PBS Features HEX Ferments

/ / Business, Food & Flavor

Baltimore-based HEX Ferments was the star of the PBS show START UP. The series highlights small American business owners, chronicling what it takes to start a successful business.

During the episode, HEX Ferments co-founder Maegan Carpenter schooled START UP host Gary Bredow on ferments and gut health. She explained how the modern gut microbiome has been eroded by antibiotics, but fermented foods help to populate and repopulate the digestive system with good bacteria. 

“What you’re getting essentially is a vegetable that’s been fermented in a blanket of bacteria that’s indigenious to our bodies: lactobacillus,” Carpenter explained, while Bredow sampled HEX’s seasonal Spirit Berry kombucha and Pizza Kraut sauerkraut.

A former art professor, Carpenter and her co-founder husband Shane, a former wedding photographer, never planned to start a fermentation business. Carpenter began teaching people how to use produce from their local community garden, offering tastings of the vegetables she fermented. Orders for her ferments started showing up in her mailbox. Carpenter said she thinks the demand came from “being open with people and showing people something that has been taken out of our culture for so long.”

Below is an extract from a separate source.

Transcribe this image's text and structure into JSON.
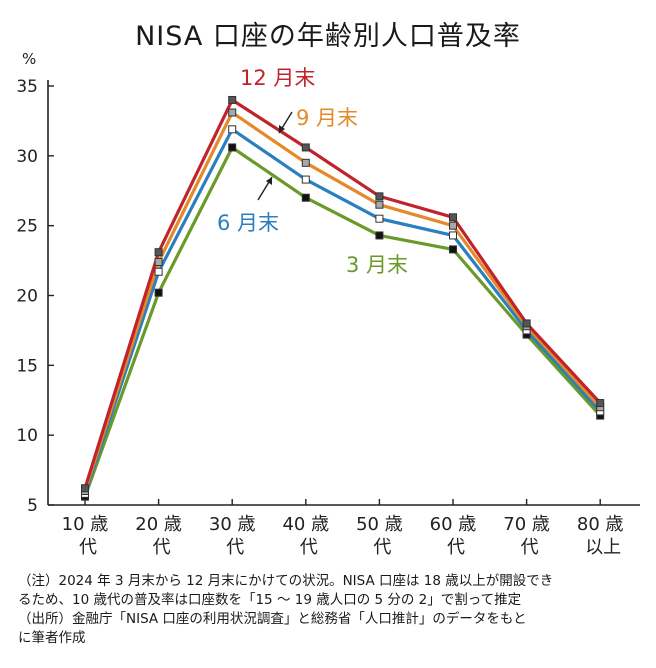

Bredow added about modern food convenience: “It’s scary to think about if that convenience goes away, are we going to have a society of people incapable of watching food rot right in front of them.” Carpenter responded: “I think we already do.”

HEX Ferments will be expanding into a new, larger retail space later this year, HEX Superette. The space includes a kombucha taproom, small restaurant area to serve small plates, space to teach education classes and a local food marketplace. HEX Superette, Carpenter said, will “answer the question, ‘How do I eat this?’ because after 10 years of making fermented foods, we often get that question.”

Bredow concluding the episode noting that fermentation was born out of food scarcity, something today’s generation did not understand until the Covid-19 pandemic.

“Our ancestors planned for the future knowing that self sufficiency can mean the difference between life and death. Maybe it’s time to revisit the skills that allowed past generations to live with less fear and reliance on a system that always seems to be on the brink of collapse,” Bredow said. “I love what Meghan and Shane are doing. They’re not only offering up tasty and healthy foods, they’re reminding us how important it is to learn this lost craft before it’s too late…they’re offering fermentation classes. To me, this really is purpose. A focus on doing well and doing good for the world around them.”